MessageSujet: En chantant - Histoire et traditions de la "légère&quot   Ven 4 Mai 2007 - 15:12

Il faut avoir travaillé sous les ordres de « Pôl » pour savoir ce qu’est l’ambiance. La joie par le travail, c’est rien de le dire. Je vais tenter de vous raconter une anecdote illustrant bien l’Ordinaire du 1er Régiment de Spahis à la « belle époque ».

En chantant

Les personnels de l’Ordinaire, comme tous les Spahis affectés à l’E.C.S., devaient participer à l’instruction. Cet entraînement comprenait la pratique du tir à balles réelles. Ceci ne pouvait se faire qu’au Stand de Garnison distant de 5 kms.

Une programmation rigide amenait forcément des difficultés, les impératifs de l’un ne correspondant pas toujours avec les besoins de l’autre. Le brave Commandant-Major ne nous avait toutefois pas beaucoup aidés dans la négociation avec le B.I.

En se forçant un peu on put me dégager quelques créneaux favorables. Le champ de tir devenant disponible le matin, je pris l’option et l’engagement de faire tirer mes hommes en dehors de la programmation de l’Escadron de Commandement.

Je m’étais toutefois bien promis de marquer cette dure épreuve d’une pierre blanche. Œil pour oeil …/… Patience !

En aménageant les menus, je « m’arrangeai » pour organiser une séance de tir à l’intention des cuisiniers et, cerise sur le gâteau, un aller et retour SPIRE – DÜDENHOFEN à pied ! D’une pierre deux coups, je faisais bien ma preuve de bonne volonté. Le personnel des cuisines était souvent taxé de « flemmardise » en n’assistant pas aux séances quotidiennes de sport.

Un beau jour, à l’heure où chaque Escadron faisait son rassemblement matinal, le personnel de l’Ordinaire – Chef JOSSE en tête – traversa la Place d’Armes du Quartier direction la sortie, en tenue d’exercice kakie, toque blanche sur la tête, en sifflant.

C’était, souvenez-vous, l’époque du triomphe de « I was Kaiser Bill’s batman » de Whistling Jack SMITH, mélodie que les Spahis connaissaient par cœur. La toque blanche sur le treillis et le sifflet aux lèvres, j’eus mon petit succès. Le Commandant-Major, intrigué, assista à la « sortie » depuis ses fenêtres de l’Etat-Major. Il allait bien voir, ce brave homme !

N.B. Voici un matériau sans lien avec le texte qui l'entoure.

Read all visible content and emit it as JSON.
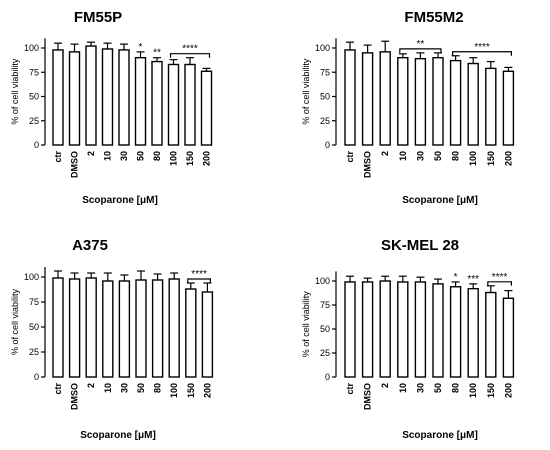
{
  "chart_data": [
    {
      "type": "bar",
      "title": "FM55P",
      "ylabel": "% of cell viability",
      "xlabel": "Scoparone [μM]",
      "categories": [
        "ctr",
        "DMSO",
        "2",
        "10",
        "30",
        "50",
        "80",
        "100",
        "150",
        "200"
      ],
      "values": [
        98,
        96,
        102,
        99,
        98,
        90,
        86,
        83,
        83,
        76
      ],
      "errors": [
        7,
        8,
        4,
        6,
        6,
        6,
        4,
        5,
        7,
        3
      ],
      "yticks": [
        0,
        25,
        50,
        75,
        100
      ],
      "ylim": [
        0,
        110
      ],
      "annotations": [
        {
          "category": "50",
          "text": "*"
        },
        {
          "category": "80",
          "text": "**"
        }
      ],
      "brackets": [
        {
          "from": "100",
          "to": "200",
          "text": "****"
        }
      ]
    },
    {
      "type": "bar",
      "title": "FM55M2",
      "ylabel": "% of cell viability",
      "xlabel": "Scoparone [μM]",
      "categories": [
        "ctr",
        "DMSO",
        "2",
        "10",
        "30",
        "50",
        "80",
        "100",
        "150",
        "200"
      ],
      "values": [
        98,
        95,
        96,
        90,
        89,
        90,
        87,
        84,
        79,
        76
      ],
      "errors": [
        8,
        8,
        11,
        4,
        6,
        5,
        5,
        6,
        7,
        4
      ],
      "yticks": [
        0,
        25,
        50,
        75,
        100
      ],
      "ylim": [
        0,
        110
      ],
      "annotations": [],
      "brackets": [
        {
          "from": "10",
          "to": "50",
          "text": "**"
        },
        {
          "from": "80",
          "to": "200",
          "text": "****"
        }
      ]
    },
    {
      "type": "bar",
      "title": "A375",
      "ylabel": "% of cell viability",
      "xlabel": "Scoparone [μM]",
      "categories": [
        "ctr",
        "DMSO",
        "2",
        "10",
        "30",
        "50",
        "80",
        "100",
        "150",
        "200"
      ],
      "values": [
        99,
        98,
        99,
        96,
        96,
        97,
        97,
        98,
        88,
        85
      ],
      "errors": [
        7,
        6,
        5,
        8,
        6,
        9,
        6,
        6,
        6,
        9
      ],
      "yticks": [
        0,
        25,
        50,
        75,
        100
      ],
      "ylim": [
        0,
        110
      ],
      "annotations": [],
      "brackets": [
        {
          "from": "150",
          "to": "200",
          "text": "****"
        }
      ]
    },
    {
      "type": "bar",
      "title": "SK-MEL 28",
      "ylabel": "% of cell viability",
      "xlabel": "Scoparone [μM]",
      "categories": [
        "ctr",
        "DMSO",
        "2",
        "10",
        "30",
        "50",
        "80",
        "100",
        "150",
        "200"
      ],
      "values": [
        99,
        99,
        100,
        99,
        99,
        97,
        94,
        92,
        88,
        82
      ],
      "errors": [
        6,
        4,
        5,
        6,
        5,
        5,
        5,
        5,
        7,
        8
      ],
      "yticks": [
        0,
        25,
        50,
        75,
        100
      ],
      "ylim": [
        0,
        110
      ],
      "annotations": [
        {
          "category": "80",
          "text": "*"
        },
        {
          "category": "100",
          "text": "***"
        }
      ],
      "brackets": [
        {
          "from": "150",
          "to": "200",
          "text": "****"
        }
      ]
    }
  ]
}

Changeant de coiffure pour la casquette réglementaire en passant le Poste de Police, ma troupe emprunta tous les raccourcis et rejoignit DUDENHOFEN où chacun put effectuer le tir d’entraînement programmé. Ceci fut « vite et bien fait ».

J’avais calculé le retour pour faire une rentrée spectaculaire au Quartier. Notre bon Commandant-Major avait l’habitude de faire son petit effet dans les salles à manger dès 11 h 30. C’était sa tournée quotidienne des popotes. Il y tenait.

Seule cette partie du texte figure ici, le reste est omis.